I have two tables that are mapped together with a mapping table; the tables are as follows:

data
metadata
matadata_map

metadata_map is mapping data together with metadata. In the metadata_map table, I need to map some IDs together. I need to find out which data ids have X, Y .. N metadata ids. The metadata_map table could look like the following:

--------------------
| data_id| meta_id |
--------------------
| 1      | 2       |
| 1      | 3       |
| 2      | 1       |
| 2      | 2       |
| 3      | 1       |
| 3      | 2       |
| 3      | 3       |
| 3      | 4       |
--------------------

In this example, I will try to find out which data_ids has both meta_ids 2 and 3. When looking up in the metadata_map table, I should get the result: (1, and 3)

----------
| data   |
----------
| 1      |
| 3      |
----------

since both data_id 1 and 3 has meta_id 2 and 3.

My question is, how can I best match them together in PostgreSQL to get the result? This also requires that it's highly performant because the table has, at the moment of typing, about ~700mil entries.
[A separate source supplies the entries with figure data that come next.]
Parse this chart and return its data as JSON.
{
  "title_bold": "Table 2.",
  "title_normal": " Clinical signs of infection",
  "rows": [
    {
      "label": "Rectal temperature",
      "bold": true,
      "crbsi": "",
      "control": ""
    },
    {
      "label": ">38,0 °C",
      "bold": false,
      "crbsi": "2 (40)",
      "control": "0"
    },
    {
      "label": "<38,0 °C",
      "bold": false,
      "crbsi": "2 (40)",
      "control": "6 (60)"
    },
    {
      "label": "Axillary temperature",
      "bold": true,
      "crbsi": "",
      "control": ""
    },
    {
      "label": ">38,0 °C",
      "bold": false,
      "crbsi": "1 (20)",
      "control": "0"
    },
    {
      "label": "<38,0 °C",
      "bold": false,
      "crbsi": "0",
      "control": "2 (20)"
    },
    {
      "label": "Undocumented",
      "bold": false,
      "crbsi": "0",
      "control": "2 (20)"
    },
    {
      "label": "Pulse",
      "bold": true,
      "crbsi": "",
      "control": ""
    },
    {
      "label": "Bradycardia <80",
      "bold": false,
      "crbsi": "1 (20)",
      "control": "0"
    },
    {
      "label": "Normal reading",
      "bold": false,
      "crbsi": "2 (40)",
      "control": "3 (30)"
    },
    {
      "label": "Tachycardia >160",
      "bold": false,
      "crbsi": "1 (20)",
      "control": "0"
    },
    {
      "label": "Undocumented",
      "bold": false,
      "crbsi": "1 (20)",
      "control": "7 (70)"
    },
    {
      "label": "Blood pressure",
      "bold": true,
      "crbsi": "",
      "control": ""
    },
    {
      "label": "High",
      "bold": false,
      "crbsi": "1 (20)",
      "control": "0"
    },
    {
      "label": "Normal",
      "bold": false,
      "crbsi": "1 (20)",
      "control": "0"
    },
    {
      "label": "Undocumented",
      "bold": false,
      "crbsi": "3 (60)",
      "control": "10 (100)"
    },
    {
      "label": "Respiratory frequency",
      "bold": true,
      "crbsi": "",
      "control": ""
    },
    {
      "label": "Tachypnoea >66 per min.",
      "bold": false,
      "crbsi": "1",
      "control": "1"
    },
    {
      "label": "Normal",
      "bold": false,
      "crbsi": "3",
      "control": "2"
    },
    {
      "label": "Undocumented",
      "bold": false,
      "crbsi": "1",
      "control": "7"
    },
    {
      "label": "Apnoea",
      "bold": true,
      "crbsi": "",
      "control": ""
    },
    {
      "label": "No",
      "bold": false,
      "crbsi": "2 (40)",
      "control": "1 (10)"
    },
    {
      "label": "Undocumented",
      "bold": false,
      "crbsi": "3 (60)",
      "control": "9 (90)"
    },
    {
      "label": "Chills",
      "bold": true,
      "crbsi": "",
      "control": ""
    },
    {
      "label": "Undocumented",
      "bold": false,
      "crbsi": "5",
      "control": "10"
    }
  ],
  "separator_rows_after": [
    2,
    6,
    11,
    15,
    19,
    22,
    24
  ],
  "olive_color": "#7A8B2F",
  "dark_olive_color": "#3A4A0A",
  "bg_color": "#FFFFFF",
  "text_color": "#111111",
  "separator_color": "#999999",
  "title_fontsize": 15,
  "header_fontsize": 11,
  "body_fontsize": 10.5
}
CodePudding user response：

Alternative - using an array:

 select data_id
 from metadata_map 
 group by data_id
 having array_agg(meta_id) @> array[2,3];

This query retrieves data_ids that have both meta_id 2 and meta_id 3 but may have others too.

having array_agg(meta_id order by meta_id) = array[2,3];

would retrieve data_ids that have exactly meta_id 2 and meta_id 3 and no others.
The pattern can be reused with other array operators too.

CodePudding user response：

You can use grouping

 select data_id
 from metadata_map 
 where meta_id in (2,3)
 group by data_id
 having count(*) = 2

The query assumes metadata_map contains no dups. Alternatively use count(distinct meta_id).